The use of online payments is increasing rapidly in the country. Today, financial transactions worth crores of rupees, starting from mobile recharge, are being done through UPI. Soon, a situation will arise where even our page will not move without online payments.
Currently, no fee (MDR) is charged on these transactions. However, the government is preparing to impose a fee on online payments soon. MDR, i.e., merchant discount rate, is a type of fee that shopkeepers pay to their banks for processing digital payments. Although the government has currently waived this fee, now the government is planning to re-impose it.
Who will be charged for online payments?
According to a news report published in ET, a proposal has been sent to the government by the banking industry. The proposal states that MDR (Merchant Discount Rate) should be imposed on shopkeepers whose annual turnover is more than Rs 40 lakh. The government is considering this proposal. That is, no MDR will be charged on small shopkeepers whose annual sales are less than Rs 40 lakh.
Different rates for small and large merchants
According to this proposal, the government can implement a system like GST slabs. That is, large merchants will be charged more, and small merchants will pay less or no fee. This will not affect small merchants in any way. However, large merchants who make digital payments worth lakhs of crores every month will have to pay the fee.
Why is there a need to bring back MDR?
Banks and payment companies say that when large merchants are already charging MDR on Visa, MasterCard, and credit cards, why not on UPI and RuPay? According to banks, when the government abolished MDR in the 2022 Budget, the aim of taking this step was to encourage digital payments. But now UPI has become the most widely used payment option. Therefore, instead of bearing the cost of this facility, the government can collect a fee from large merchants.
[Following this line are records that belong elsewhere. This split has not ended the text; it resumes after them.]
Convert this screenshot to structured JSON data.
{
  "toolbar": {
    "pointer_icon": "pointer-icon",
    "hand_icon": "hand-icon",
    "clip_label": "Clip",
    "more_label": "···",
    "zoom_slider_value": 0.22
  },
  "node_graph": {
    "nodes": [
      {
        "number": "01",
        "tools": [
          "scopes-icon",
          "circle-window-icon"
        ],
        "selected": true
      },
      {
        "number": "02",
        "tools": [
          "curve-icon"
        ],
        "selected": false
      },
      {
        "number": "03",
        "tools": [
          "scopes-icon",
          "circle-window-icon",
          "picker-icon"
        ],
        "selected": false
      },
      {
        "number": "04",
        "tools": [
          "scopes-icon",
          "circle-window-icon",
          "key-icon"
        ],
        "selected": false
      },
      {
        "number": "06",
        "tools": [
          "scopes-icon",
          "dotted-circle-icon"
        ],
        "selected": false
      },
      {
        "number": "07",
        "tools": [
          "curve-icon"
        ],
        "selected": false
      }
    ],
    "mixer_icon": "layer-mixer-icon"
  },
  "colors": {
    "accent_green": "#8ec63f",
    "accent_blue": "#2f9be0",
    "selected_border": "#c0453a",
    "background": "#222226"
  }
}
Why is a fee required for payment companies?
Payment companies regulated by the government under the Payment Aggregator Rules say that the cost they incur to comply with the rules has increased significantly. If MDR is not reinstated, their business will not be able to survive. They will have to invest heavily in payment processing, cyber security, technology upgrades, and customer service. It is not possible to bear all these costs without any charges.
What is MDR?
MDR stands for Merchant Discount Rate. MDR is the fee that the shopkeeper pays to their bank for processing digital payments. When a customer makes a payment through UPI or debit card, banks and payment companies have to bear the infrastructure costs. This fee is levied to cover these costs.